We need, then, to write the REST API with Flask:

from flask import Flask, request, redirect, url_for, flash, jsonify

from features_calculation import doTheCalculation

import json, pickle

import pandas as pd

import numpy as np

app = Flask(__name__)

@app.route('/api/makecalc/', methods=['POST'])

def makecalc():

"""

               Function run at each API call

"""

               jsonfile = request.get_json()

               data = pd.read_json(json.dumps(jsonfile),orient='index',convert_dates=['dteday'])

               print(data)

               res = dict()

               ypred = model.predict(doTheCalculation(data))

               for i in range(len(ypred)):

                   res[i] = ypred[i]

               return jsonify(res)

if __name__ == '__main__':

               modelfile = 'modelfile.pickle'

               model = pickle.load(open(modelfile, 'rb'))

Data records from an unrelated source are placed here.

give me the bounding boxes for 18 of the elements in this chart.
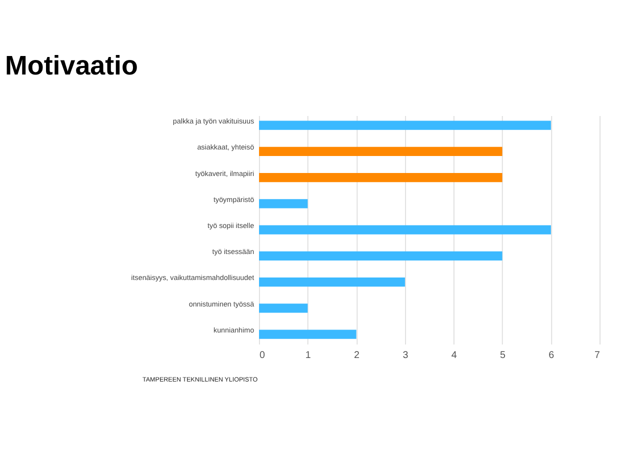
bar xyxy=(259,172,502,182)
bar xyxy=(259,277,405,287)
x-tick-label: 3 xyxy=(402,350,409,361)
chart-title: Motivaatio xyxy=(5,50,138,80)
bar xyxy=(259,330,356,339)
x-tick-label: 4 xyxy=(451,350,458,361)
x-tick-label: 1 xyxy=(305,350,311,361)
bar xyxy=(259,251,502,260)
bar xyxy=(259,199,308,208)
bar xyxy=(259,225,551,234)
x-tick-label: 2 xyxy=(354,350,360,361)
bar xyxy=(259,304,308,313)
x-tick-label: 6 xyxy=(548,350,555,361)
x-tick-label: 0 xyxy=(259,350,266,361)
x-tick-label: 7 xyxy=(594,350,600,361)
bar xyxy=(259,120,551,130)
x-tick-label: 5 xyxy=(500,350,506,361)
bar xyxy=(259,146,502,156)
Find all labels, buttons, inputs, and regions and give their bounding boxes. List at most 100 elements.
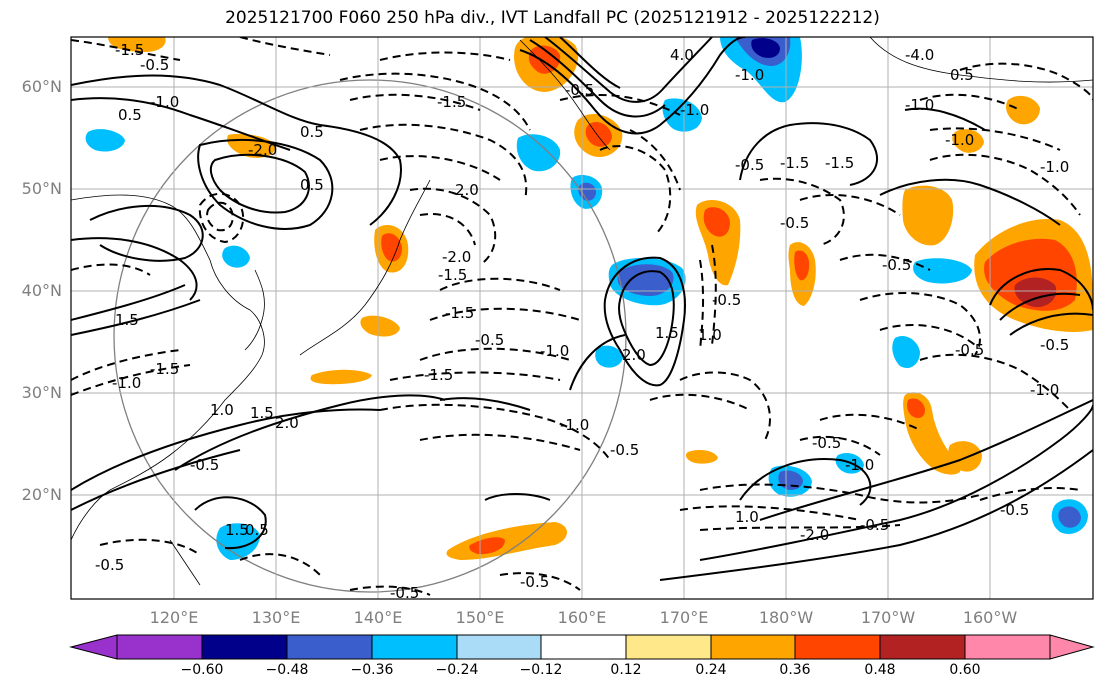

               print("loaded OK")

               app.run(debug=True)

Run this program, it will serve the API on port 5000 by default.

If we test a request locally, still with Python:

import requests, json

url = '[http://127.0.0.1:5000/api/makecalc/](http://127.0.0.1:5000/api/makecalc/)'

text = json.dumps({"0":{"instant":1,"dteday":"2011-01-01T00:00:00.000Z","season":1,"yr":0,"mnth":1,"holiday":0,"weekday":6,"workingday":0,"weathersit":2,"temp":0.344167,"atemp":0.363625,"hum":0.805833,"windspeed":0.160446},

                               "1":{"instant":2,"dteday":"2011-01-02T00:00:00.000Z","season":1,"yr":0,"mnth":1,"holiday":0,"weekday":3,"workingday":0,"weathersit":2,"temp":0.363478,"atemp":0.353739,"hum":0.696087,"windspeed":0.248539},

                               "2":{"instant":3,"dteday":"2011-01-03T00:00:00.000Z","season":1,"yr":0,"mnth":1,"holiday":0,"weekday":1,"workingday":1,"weathersit":1,"temp":0.196364,"atemp":0.189405,"hum":0.437273,"windspeed":0.248309}})

The request contains all the information that was fed to the model. Therefore, our model will respond with a forecast of bike rentals for the specified dates (here we have three of them).

headers = {'content-type': 'application/json', 'Accept-Charset': 'UTF-8'}

r = requests.post(url, data=text, headers=headers)

print(r,r.text)

<Response [200]> {

  "0": 1063,

  "1": 1028,

  "2": 1399

That’s it! This service could be used in any company’s application easily, for maintenance planning or for users to be aware of bike traffic, demand, and the availability of rental bikes.

Putting it all Together

The major flaw of many machine learnings systems, and especially PoCs, is to mix training and prediction.

If they are carefully separated, real-time predictions can be performed quite easily for an MVP, at a quite low development cost and effort with Python/Flask, especially if, for many PoCs, it was initially developed with Scikit-learn, Tensorflow, or any other Python machine learning library.

However, this might not be feasible for all applications, especially applications where feature engineering is heavy, or applications retrieving the closest match that need to have the latest data available at each call.

In any case, do you need to watch movies over and over to answer questions about them? The same rule applies to machine learning!